13 outubro 2013
A última barreira
Muitas das políticas
que têm sido adoptadas não foram sufragadas pelo eleitorado. São tomadas à
revelia dos cidadãos e, nisso, há já uma quebra do contrato social suposto pela
democracia, uma falha da República, comemorada há dias dentro dum salão, com alguns
manifestantes à porta a protestar e polícia em cima deles.
Essas políticas, para
além de não terem sido sufragadas, representam uma ruptura com a ordem
constitucional e legal. Ainda na quinta-feira passada (dia 10), Manuela
Ferreira Leite, afirmava na TVI 24 que há uma tentativa para mudar o paradigma
do sistema de segurança social – de contributiva para assistencialista.
E no dia 5 de Outubro,
que deixou de ser feriado (mais uma machadada simbólica na República), o
secretário de Estado das Comunicações, entrevistado na Antena 1 e interrogado
sobre o paradoxo da privatização dos CTT, quando se trata de uma empresa
lucrativa, afirmou que era uma questão de princípio do governo, pois o Estado
não deve ser titular de empresas, o que significa que há também aqui uma
mudança de paradigma, orientada por um prisma ideológico.

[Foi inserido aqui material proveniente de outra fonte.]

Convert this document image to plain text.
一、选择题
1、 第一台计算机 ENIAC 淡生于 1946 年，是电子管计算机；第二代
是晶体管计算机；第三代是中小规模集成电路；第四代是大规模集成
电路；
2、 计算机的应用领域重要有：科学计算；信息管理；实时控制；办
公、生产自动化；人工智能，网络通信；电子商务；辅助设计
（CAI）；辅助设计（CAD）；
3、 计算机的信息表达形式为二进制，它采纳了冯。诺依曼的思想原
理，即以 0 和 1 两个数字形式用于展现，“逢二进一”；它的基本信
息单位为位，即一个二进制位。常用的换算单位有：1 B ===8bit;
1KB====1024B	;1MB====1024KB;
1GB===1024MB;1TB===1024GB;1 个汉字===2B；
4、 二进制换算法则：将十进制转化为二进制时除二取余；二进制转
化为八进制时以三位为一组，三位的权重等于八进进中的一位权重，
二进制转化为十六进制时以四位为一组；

Mais: a ruptura é também com princípios consolidados
na ordem jurídica – não só na nossa, como também nas ordens jurídicas que têm a
nossa matriz cultural. É o caso do princípio da não retroactividade das leis. Este
princípio tem mesmo assento constitucional no que diz respeito a direitos, liberdades
e garantias fundamentais, não podendo a lei nova que os restringe ter efeito
retroactivo (art. 18.º, n.º 3). Porém, vários diplomas legislativos na forja, à
semelhança de alguns outros que já foram “chumbados” pelo Tribunal Constitucional,
dispõem para o passado, isto é, abarcam situações criadas anteriormente e cujos
efeitos era suposto continuarem a ser regidos pela lei do tempo em que
surgiram. É o caso dos cortes de salários na função pública, feitos em nome de
uma atamancada convergência entre o sector privado e o sector público, dos cortes
de pensões de reforma, e agora também das pensões de sobrevivência, de que
tanto se tem falado ultimamente.
É uma aberração.
Claro que uma política destas,
para além de não ter a legitimá-la o princípio democrático do sufrágio, ao
menos em sentido substancial, também visa subverter princípios essenciais da
nossa ordem jurídico-constitucional, de que o princípio da confiança é um
esteio imprescindível.
Mas, felizmente, ainda dispomos
de uma última barreira democrática onde esbarram as antiquíssimas pretensões de
certos estratos sociais de ajustarem contas com a ordem constitucional
estabelecida, desta feita servindo-se da “crise” e do poder maioritário que
detêm conjunturalmente (agora enfraquecido pelas autárquicas) para o fazerem de
golpe e sem recurso às vias previstas, como seria a revisão da lei fundamental
por uma maioria qualificada, que nunca tiveram.
Precisamente por a não
terem, é que tentam, a todo o transe, com recurso a métodos de constrangimento
inimagináveis, vencer essa última barreira, que se chama Tribunal Constitucional.